This year hasn’t been a lucky one for the local restaurant The Hornet, situated at the corner of Broadway and 1st Avenue in Denver. At the beginning of December, a driver lost control of their car, crashing it into the corner of the dining room, causing nearly $60,000 worth of damage, after two other cars had already made their mark on the same corner earlier this year. The second and third impacts were only two weeks apart from each other. The Hornet tried to make the most of the accident, rigging signs that said “NOT a drive-thru” and then another saying “I assure you, we are open!” But despite the humor and quick reconstruction, the restaurant has been feeling the brunt of it.

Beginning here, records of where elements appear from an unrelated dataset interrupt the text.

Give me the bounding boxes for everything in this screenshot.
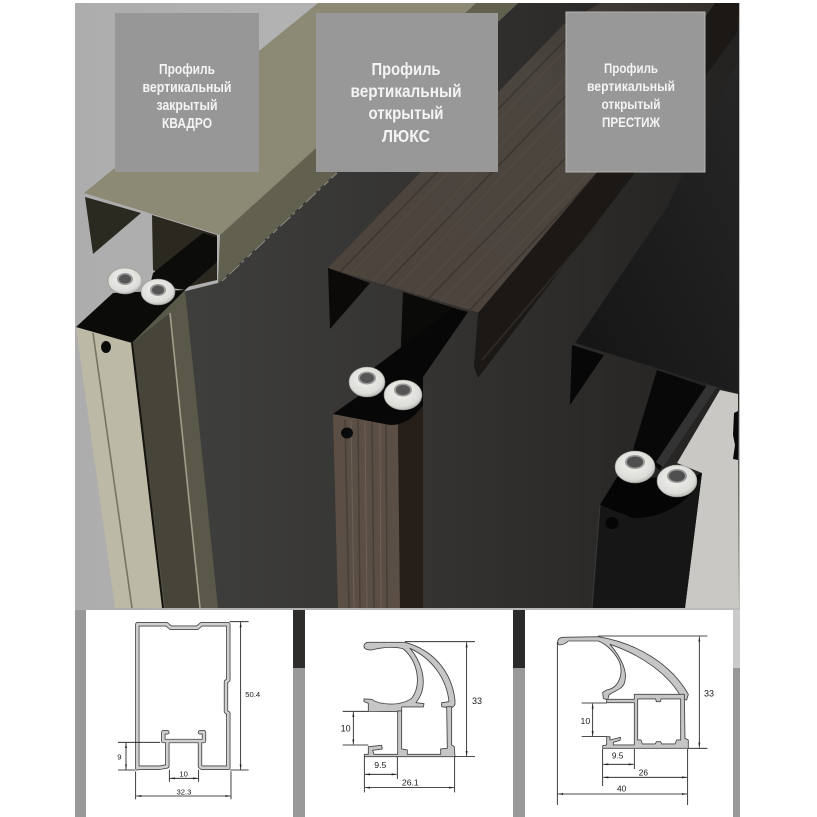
label: prestige: открытый <box>602 96 660 112</box>
icon: rollers prestige <box>615 451 697 497</box>
panel: lower strip backgrounds <box>75 610 740 817</box>
stile: black prestige <box>592 473 702 608</box>
label: lux: Профиль <box>372 59 441 79</box>
label: prestige <box>566 12 705 172</box>
label: prestige: Профиль <box>604 60 658 76</box>
label: quadro <box>115 13 259 172</box>
profile section: lux <box>341 642 482 792</box>
label: quadro: КВАДРО <box>162 116 212 132</box>
profile section: lux: 33 <box>472 696 482 706</box>
profile section: quadro <box>117 622 261 799</box>
profile section: quadro: 32.3 <box>177 788 191 797</box>
profile section: prestige: 33 <box>704 689 714 699</box>
stile: wood lux <box>333 390 423 608</box>
profile section: lux: 9.5 <box>374 760 387 770</box>
panel: prestige drawing <box>525 610 733 817</box>
profile section: lux: 10 <box>341 724 351 734</box>
label: quadro: закрытый <box>156 98 218 114</box>
label: lux: открытый <box>368 103 444 123</box>
label: quadro: вертикальный <box>142 80 232 96</box>
panel: quadro drawing <box>86 610 293 817</box>
profile section: prestige: 26 <box>639 767 648 777</box>
label: lux: ЛЮКС <box>382 126 430 146</box>
label: prestige: ПРЕСТИЖ <box>602 114 660 130</box>
panel: product photo <box>75 3 740 610</box>
profile section: prestige: 9.5 <box>612 751 624 761</box>
profile section: quadro: 10 <box>179 769 188 778</box>
panel: lux drawing <box>305 610 513 817</box>
stile: olive quadro <box>76 290 218 608</box>
label: prestige: вертикальный <box>587 78 675 94</box>
profile section: prestige: 10 <box>581 716 590 726</box>
profile section: quadro: 50.4 <box>245 690 261 699</box>
profile section: prestige: 40 <box>617 783 627 793</box>
label: lux: вертикальный <box>350 81 462 101</box>
label: quadro: Профиль <box>159 62 215 78</box>
profile section: quadro: 9 <box>117 752 121 761</box>
profile section: prestige <box>557 636 714 805</box>
label: lux <box>316 13 498 172</box>
icon: rollers quadro <box>108 268 175 305</box>
icon: rollers lux <box>349 367 422 410</box>
profile section: lux: 26.1 <box>402 778 419 788</box>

This week, local artist Markus Puskar visited The Hornet to grab some food and saw the damage from the third car. Puskar received some recognition at the beginning of 2018 when he painted the inside of a house on West Colfax that was slated for demolition. When we say he painted the inside of the house, we mean every single inch of it — from the ceiling to the window panes to the floor. When he saw the new wounds from the recent crash, he was intrigued at the possibility of it as a canvas. And he offered to paint over it.
“I go to the Hornet semi-regularly. It is a great place and I have really enjoyed the people that work there,” Puskar explained. “I [went] in a couple weeks ago, and I was chatting with Carli, one of the managers, about how a car had recently crashed into the Hornet. It’s a pretty absurd thing to happen, so I jokingly said something along the lines of, ‘oh well, it was just a bumper coming through the building, that’s whatever. We need a full car in here.’ Fast forward a week or so, and I [went] in and was greeted by Carli who told me in disbelief that later that night, [another] car was fully inside the hornet. It took me a couple seconds to register how absurd it was. I was just kind of dumbfounded and said ‘well you could probably use a mural over there now.’ Carli said that they wanted just that, and I got to work just a couple days later. It is probably the most bizarrely serendipitous thing that has happened to me.”
Although the area where the car crashed only has limited seating, the entire mood of the corner has changed from disastrous to whimsical. Puskar covered most of the plywood that covers the main construction of the facade, and then continued some of his painting onto a wall that is undamaged. “The mural wraps around through the construction area and into the restaurant. You’re fully enclosed in the work which is how I like it,” he remarked.
Although reconstruction is an obstacle for the bustling restaurant and bar, the staff at The Hornet continues to hustle, even if some of them are astounded at the sheer bad luck of the crashes. And it seems as if the mural has uplifted some of their moods, which is exactly what Puskar wants out of his art.